我看了眼深不见底的湖水,背脊像被凉凉湖水泡过,瘆得慌。开什么玩笑,我一只旱鸭子,天生与水犯冲,你要我去跳湖?
想也没想,我立马拒绝:“不行!我不会游水!况且你武功在我之上,我胜算不大,不玩不玩!”
没意思。
唐宇央扫了一眼石桌,退一步说:“那这样,我让你一只手。我出右手,你出双手,你看如何?”
我狐疑盯着他,他会这么慷慨?不会给我下套吧?
“不行不行,你肯定要耍花样,挖着吭等我往下跳。”
闻言,他收回了嬉笑,挺了挺腰杆子,一副坦坦荡荡的模样:“我行得正走得直!”语调那叫一个铿锵,偏偏我又是一个好奇心很重的人,十分想看看这厮到底想干嘛。
我打量了四周一遍,心生一计,索性接下他的挑战。
“一、二、三、开始!”
对战开始,我俩面对面在石桌前对峙,相互间提高了警惕,互相防备着。两人气焰甚高,空气中燃起熊熊对抗战火。

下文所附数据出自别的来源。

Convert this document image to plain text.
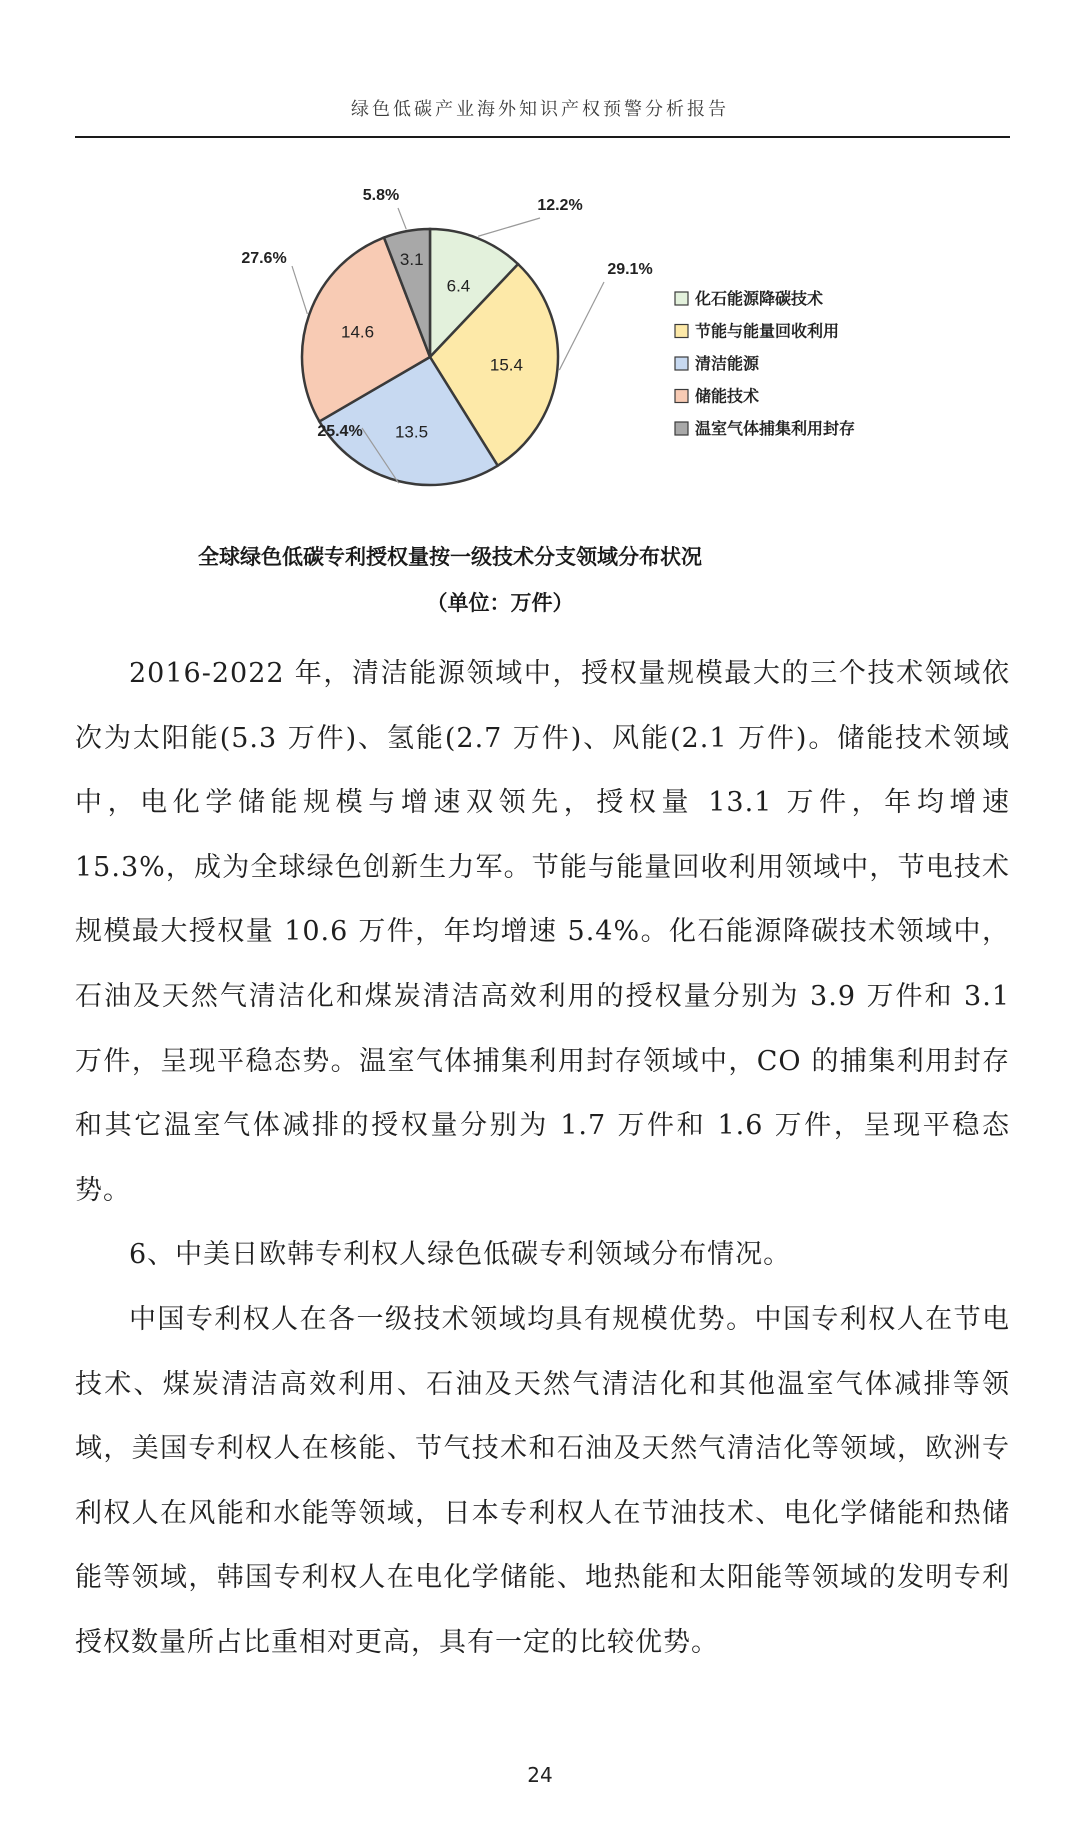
绿色低碳产业海外知识产权预警分析报告
6.4
15.4
13.5
14.6
3.1
12.2%
29.1%
25.4%
27.6%
5.8%
化石能源降碳技术
节能与能量回收利用
清洁能源
储能技术
温室气体捕集利用封存
全球绿色低碳专利授权量按一级技术分支领域分布状况
（单位：万件）

2016-2022 年，清洁能源领域中，授权量规模最大的三个技术领域依次为太阳能(5.3 万件)、氢能(2.7 万件)、风能(2.1 万件)。储能技术领域中，电化学储能规模与增速双领先，授权量 13.1 万件，年均增速 15.3%，成为全球绿色创新生力军。节能与能量回收利用领域中，节电技术规模最大授权量 10.6 万件，年均增速 5.4%。化石能源降碳技术领域中，石油及天然气清洁化和煤炭清洁高效利用的授权量分别为 3.9 万件和 3.1 万件，呈现平稳态势。温室气体捕集利用封存领域中，CO 的捕集利用封存和其它温室气体减排的授权量分别为 1.7 万件和 1.6 万件，呈现平稳态势。

6、中美日欧韩专利权人绿色低碳专利领域分布情况。

中国专利权人在各一级技术领域均具有规模优势。中国专利权人在节电技术、煤炭清洁高效利用、石油及天然气清洁化和其他温室气体减排等领域，美国专利权人在核能、节气技术和石油及天然气清洁化等领域，欧洲专利权人在风能和水能等领域，日本专利权人在节油技术、电化学储能和热储能等领域，韩国专利权人在电化学储能、地热能和太阳能等领域的发明专利授权数量所占比重相对更高，具有一定的比较优势。

24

我一只手攻向唐宇央,另外一只手抓向酒碗,唐宇央的手滑溜得像一条蛇,一阵缠绕扭转后,他将我的手困住,紧接着用不大不小的力对着我手背一击,我吃了一闷痛。
小小胜仗,他并没骄傲,迅速攻击向我抓住酒碗的另外一只手。
掌风掠过,惊起一片酒味;水花四溅,洒湿整张石桌。
我明白两手分开行动不能取胜,于是迅速调整策略,以双手进攻。那碗酒我是顾不上了,现在先把他打个落花流水再说。
果然,双手出击,胜算慢慢上来,加上我出招是个无赖,每一次进击都使出了浑身力气。我用力地砸他,砸得他眼里泪花盈盈。他虽是个无赖,与我过招倒还控制了几分力度,在力道上让了我几分。